Fixed degree-of-freedom (DoF) loading mechanisms often suffer from excessive actuators, complex control, and limited adaptability to dynamic tasks. This study proposes an innovative mechanism of underactuated metamorphic loading manipulators (UMLM), integrating a metamorphic arm with a passively adaptive gripper. The metamorphic arm exploits geometric constraints, enabling the topology reconfiguration and flexible motion trajectories without additional actuators. The adaptive gripper, driven entirely by the arm, conforms to diverse objects through passive compliance. A structural model is developed, and a kinetostatics analysis is conducted to investigate isomorphic grasping configurations. To optimize performance, Particle-Swarm Optimization (PSO) is utilized to refine the gripper's dimensional parameters, ensuring robust adaptability across various applications. Simulation results validate the UMLM's easily implemented control strategy, operational versatility, and effectiveness in grasping diverse objects in dynamic environments. This work underscores the practical potential of underactuated metamorphic mechanisms in applications requiring efficient and adaptable loading solutions. Beyond the specific design, this generalized modeling and optimization framework extends to a broader class of manipulators, offering a scalable approach to the development of robotic systems that require efficiency, flexibility, and robust performance.

Figures (18)

• Figure 1: Optimization methodology diagram of the UMLM design.
• Figure 2: 3D Diagram of the UMLM metamorphic mechanism. (a) Geometric definitions of the 3D UMLM model. (b) Geometric definitions and metamorphic process of the gripper model.
• Figure 3: Metamorphic process and kinematic variations of the angles in the loading process. (a) Schematic diagram of the UMLM metamorphic mechanism for loading. (b) Metamorphic process of different configurations and kinematic angle variations curves of $\theta_1$, $\theta_0$, $\theta_4$ in the loading process.
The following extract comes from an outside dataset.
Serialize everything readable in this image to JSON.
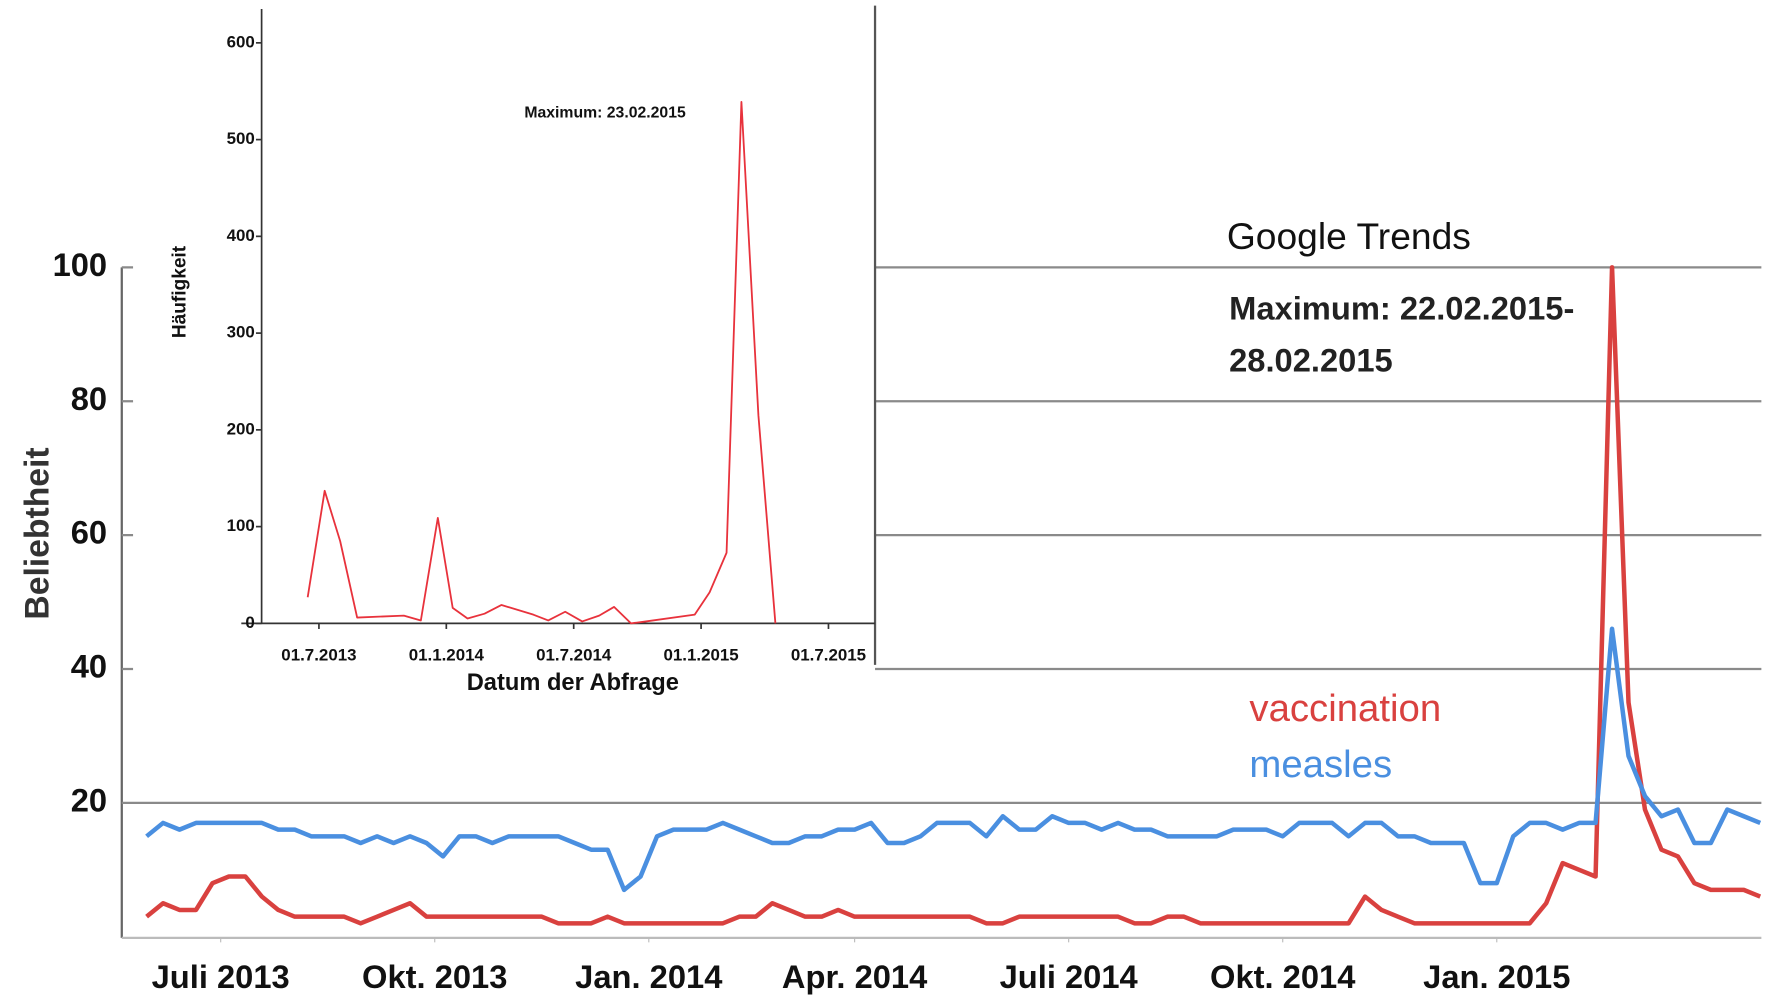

• Figure 4: Diagram of metamorphosis property and topological phase change of the UMLM. (a) and (b) are the schematic diagram and corresponding topological diagram of the topology 1 (lifting or descending configuration). (c) and (d) are the schematic diagram and corresponding topological diagram of the topology 2 (grasping or releasing configuration). Black circles 1–9 denote the links, white circle $C$ represents the composite hinge, letters $A$–$J$ denote the kinematic pairs.
• Figure 5: Schematic diagram of the slider metamorphic mechanism.